Guayaquil, en Equateur, ressent comme nulle autre ville d’Amérique latine l’impact destructeur du Covid-19. Le pire reste à venir, mais déjà « il n’y a de place ni pour les vivants, ni pour les morts », déplore sa maire Cynthia Viteri.

Cette avocate, elle-même contaminée mais guérie, est confrontée à la pire crise sanitaire que ce port de la côte Pacifique et ses 2,7 millions d’habitants aient jamais connue.

C’est comme « une bombe » qui a explosé, a-t-elle déclaré à l’AFP lors d’un entretien depuis Quito.

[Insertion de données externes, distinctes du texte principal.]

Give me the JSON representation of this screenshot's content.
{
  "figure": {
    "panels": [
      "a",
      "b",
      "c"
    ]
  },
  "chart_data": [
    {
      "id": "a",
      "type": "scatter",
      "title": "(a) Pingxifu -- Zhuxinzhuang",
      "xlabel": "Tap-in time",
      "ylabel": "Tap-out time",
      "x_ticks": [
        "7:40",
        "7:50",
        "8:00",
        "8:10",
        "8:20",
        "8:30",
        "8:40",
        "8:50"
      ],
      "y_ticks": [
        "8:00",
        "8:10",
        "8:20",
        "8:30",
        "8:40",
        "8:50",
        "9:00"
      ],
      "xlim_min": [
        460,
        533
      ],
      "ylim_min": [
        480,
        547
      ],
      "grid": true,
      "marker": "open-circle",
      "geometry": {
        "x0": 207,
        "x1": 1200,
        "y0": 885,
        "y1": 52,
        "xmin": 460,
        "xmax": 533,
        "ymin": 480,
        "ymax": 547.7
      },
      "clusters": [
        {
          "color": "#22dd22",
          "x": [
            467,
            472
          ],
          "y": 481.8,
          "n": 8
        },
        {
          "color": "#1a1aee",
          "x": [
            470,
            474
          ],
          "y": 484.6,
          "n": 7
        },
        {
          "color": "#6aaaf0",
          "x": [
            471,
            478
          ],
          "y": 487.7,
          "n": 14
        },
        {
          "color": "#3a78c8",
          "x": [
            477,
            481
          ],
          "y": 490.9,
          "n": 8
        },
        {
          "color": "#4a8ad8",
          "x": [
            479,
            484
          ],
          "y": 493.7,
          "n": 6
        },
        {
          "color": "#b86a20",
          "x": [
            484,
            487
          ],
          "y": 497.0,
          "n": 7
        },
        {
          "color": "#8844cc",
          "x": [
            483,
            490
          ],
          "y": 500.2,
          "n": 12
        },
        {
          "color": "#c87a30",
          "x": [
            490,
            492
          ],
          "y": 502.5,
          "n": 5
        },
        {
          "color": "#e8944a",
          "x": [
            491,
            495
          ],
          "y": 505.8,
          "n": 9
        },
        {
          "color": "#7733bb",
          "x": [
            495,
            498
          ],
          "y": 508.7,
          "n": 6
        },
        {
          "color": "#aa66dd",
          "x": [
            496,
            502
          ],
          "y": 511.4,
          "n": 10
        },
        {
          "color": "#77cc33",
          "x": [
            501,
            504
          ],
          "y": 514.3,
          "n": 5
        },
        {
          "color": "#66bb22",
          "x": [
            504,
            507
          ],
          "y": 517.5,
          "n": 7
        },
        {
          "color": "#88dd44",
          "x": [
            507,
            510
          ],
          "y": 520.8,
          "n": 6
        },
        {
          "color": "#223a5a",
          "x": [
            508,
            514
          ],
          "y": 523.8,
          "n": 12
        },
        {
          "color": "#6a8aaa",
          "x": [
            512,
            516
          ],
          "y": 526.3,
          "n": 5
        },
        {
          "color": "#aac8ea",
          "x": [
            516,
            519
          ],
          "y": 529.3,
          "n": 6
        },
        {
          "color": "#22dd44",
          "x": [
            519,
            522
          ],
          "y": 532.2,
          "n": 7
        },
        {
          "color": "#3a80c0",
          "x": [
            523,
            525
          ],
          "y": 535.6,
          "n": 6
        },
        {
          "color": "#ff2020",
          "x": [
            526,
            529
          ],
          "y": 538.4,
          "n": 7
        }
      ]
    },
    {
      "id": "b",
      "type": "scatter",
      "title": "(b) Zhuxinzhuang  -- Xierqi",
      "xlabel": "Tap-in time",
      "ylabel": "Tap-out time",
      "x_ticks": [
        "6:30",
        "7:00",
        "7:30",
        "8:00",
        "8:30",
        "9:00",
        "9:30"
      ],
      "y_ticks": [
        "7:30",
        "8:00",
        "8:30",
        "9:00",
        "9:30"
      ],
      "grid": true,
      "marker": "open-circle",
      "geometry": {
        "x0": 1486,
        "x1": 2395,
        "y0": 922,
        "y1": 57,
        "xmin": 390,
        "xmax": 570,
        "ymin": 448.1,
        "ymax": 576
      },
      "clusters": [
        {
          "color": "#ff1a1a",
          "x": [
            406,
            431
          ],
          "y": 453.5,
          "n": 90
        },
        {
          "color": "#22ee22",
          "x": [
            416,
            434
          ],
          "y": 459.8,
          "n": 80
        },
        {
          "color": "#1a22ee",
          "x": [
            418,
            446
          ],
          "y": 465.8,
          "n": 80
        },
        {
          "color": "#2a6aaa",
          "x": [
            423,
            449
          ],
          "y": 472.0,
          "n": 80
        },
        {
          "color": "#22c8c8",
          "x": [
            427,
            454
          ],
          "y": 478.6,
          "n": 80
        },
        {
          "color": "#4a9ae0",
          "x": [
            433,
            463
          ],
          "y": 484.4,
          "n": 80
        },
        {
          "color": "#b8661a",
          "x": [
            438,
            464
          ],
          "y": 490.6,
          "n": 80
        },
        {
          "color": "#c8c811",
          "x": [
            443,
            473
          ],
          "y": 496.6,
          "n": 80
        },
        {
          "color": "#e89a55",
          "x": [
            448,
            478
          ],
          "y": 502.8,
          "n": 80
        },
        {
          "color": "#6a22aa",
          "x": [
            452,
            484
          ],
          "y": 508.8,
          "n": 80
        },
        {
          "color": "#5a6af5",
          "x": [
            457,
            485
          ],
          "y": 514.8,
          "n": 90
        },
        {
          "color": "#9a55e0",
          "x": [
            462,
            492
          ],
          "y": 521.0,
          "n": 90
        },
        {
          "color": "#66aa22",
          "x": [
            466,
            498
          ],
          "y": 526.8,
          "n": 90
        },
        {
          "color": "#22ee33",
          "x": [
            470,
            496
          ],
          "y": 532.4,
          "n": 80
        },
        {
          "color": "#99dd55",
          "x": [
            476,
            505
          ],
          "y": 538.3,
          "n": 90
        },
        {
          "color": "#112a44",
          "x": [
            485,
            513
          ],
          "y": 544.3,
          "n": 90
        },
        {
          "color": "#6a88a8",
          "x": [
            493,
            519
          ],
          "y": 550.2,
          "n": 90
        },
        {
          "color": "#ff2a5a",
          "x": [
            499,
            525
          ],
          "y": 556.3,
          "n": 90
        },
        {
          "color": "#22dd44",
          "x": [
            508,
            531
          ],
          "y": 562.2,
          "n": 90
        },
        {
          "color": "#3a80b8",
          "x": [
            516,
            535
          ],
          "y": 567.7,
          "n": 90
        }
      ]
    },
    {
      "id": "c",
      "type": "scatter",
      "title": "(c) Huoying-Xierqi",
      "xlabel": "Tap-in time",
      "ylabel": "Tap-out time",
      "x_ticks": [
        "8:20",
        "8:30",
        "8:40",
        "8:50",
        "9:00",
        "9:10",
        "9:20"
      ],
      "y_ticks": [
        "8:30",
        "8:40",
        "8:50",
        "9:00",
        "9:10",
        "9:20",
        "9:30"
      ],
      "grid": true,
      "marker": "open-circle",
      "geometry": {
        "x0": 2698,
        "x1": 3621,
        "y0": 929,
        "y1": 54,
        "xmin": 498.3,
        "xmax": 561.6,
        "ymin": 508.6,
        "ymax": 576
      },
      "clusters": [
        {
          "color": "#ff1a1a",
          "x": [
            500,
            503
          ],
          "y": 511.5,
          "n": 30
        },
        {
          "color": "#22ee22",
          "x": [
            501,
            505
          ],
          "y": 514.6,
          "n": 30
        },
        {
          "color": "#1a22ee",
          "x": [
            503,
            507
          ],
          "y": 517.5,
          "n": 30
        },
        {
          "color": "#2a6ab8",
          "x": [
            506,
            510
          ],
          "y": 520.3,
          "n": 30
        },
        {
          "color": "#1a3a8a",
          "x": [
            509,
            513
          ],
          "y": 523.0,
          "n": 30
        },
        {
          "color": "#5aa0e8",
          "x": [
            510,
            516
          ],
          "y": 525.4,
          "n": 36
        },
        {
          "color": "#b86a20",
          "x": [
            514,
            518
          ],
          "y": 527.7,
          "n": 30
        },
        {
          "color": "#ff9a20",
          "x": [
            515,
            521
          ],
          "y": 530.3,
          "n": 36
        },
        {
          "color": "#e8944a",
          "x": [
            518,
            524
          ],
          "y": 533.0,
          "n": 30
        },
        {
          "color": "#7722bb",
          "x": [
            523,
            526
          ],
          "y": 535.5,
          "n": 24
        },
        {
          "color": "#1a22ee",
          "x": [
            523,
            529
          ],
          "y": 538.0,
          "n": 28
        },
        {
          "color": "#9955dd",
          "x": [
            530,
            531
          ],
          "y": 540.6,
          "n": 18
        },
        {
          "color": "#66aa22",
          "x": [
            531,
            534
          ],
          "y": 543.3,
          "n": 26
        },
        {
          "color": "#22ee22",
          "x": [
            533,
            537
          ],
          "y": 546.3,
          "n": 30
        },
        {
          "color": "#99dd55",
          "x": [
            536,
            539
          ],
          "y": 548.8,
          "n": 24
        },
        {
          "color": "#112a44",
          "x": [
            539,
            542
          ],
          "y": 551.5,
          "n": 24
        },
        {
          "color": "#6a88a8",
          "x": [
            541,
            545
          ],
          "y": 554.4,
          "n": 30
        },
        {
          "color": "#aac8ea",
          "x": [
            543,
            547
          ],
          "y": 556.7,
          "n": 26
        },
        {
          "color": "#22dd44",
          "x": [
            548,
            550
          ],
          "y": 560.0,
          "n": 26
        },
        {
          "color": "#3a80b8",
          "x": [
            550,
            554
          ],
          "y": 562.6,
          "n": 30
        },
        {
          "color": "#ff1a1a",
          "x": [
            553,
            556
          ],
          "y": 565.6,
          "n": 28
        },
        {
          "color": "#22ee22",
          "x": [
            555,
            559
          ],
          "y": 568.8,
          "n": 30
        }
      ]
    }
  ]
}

Guayaquil compte 71% des plus de 7.600 cas de nouveau coronavirus, dont au moins 369 morts, confirmés dans le pays depuis le 29 février. Les autorités prévoient jusqu’à 3.500 décès dans les prochaines semaines.

Cynthia Viteri, 54 ans, n’élude pas les responsabilités, mais refuse que les responsables de Guayaquil soient vus comme les « vilains » de l’histoire.

Principaux extraits de cette interview:

– Pourquoi Guayaquil ne s’est-elle pas préparée à une telle urgence?

Bien sûr que nous n’étions pas préparés. Personne n’aurait jamais imaginé que ce que nous voyions à Wuhan (en Chine), où les gens mouraient dans les rues, allait se produire ici.

Que s’est-il passé? Ici, une bombe a explosé, ici est arrivé le patient zéro et, comme c’était une période de vacances, nos Equatoriens ont voyagé à l’extérieur, certains en Europe, aux Etats-Unis, et d’autres, qui vivaient en Europe, sont venus.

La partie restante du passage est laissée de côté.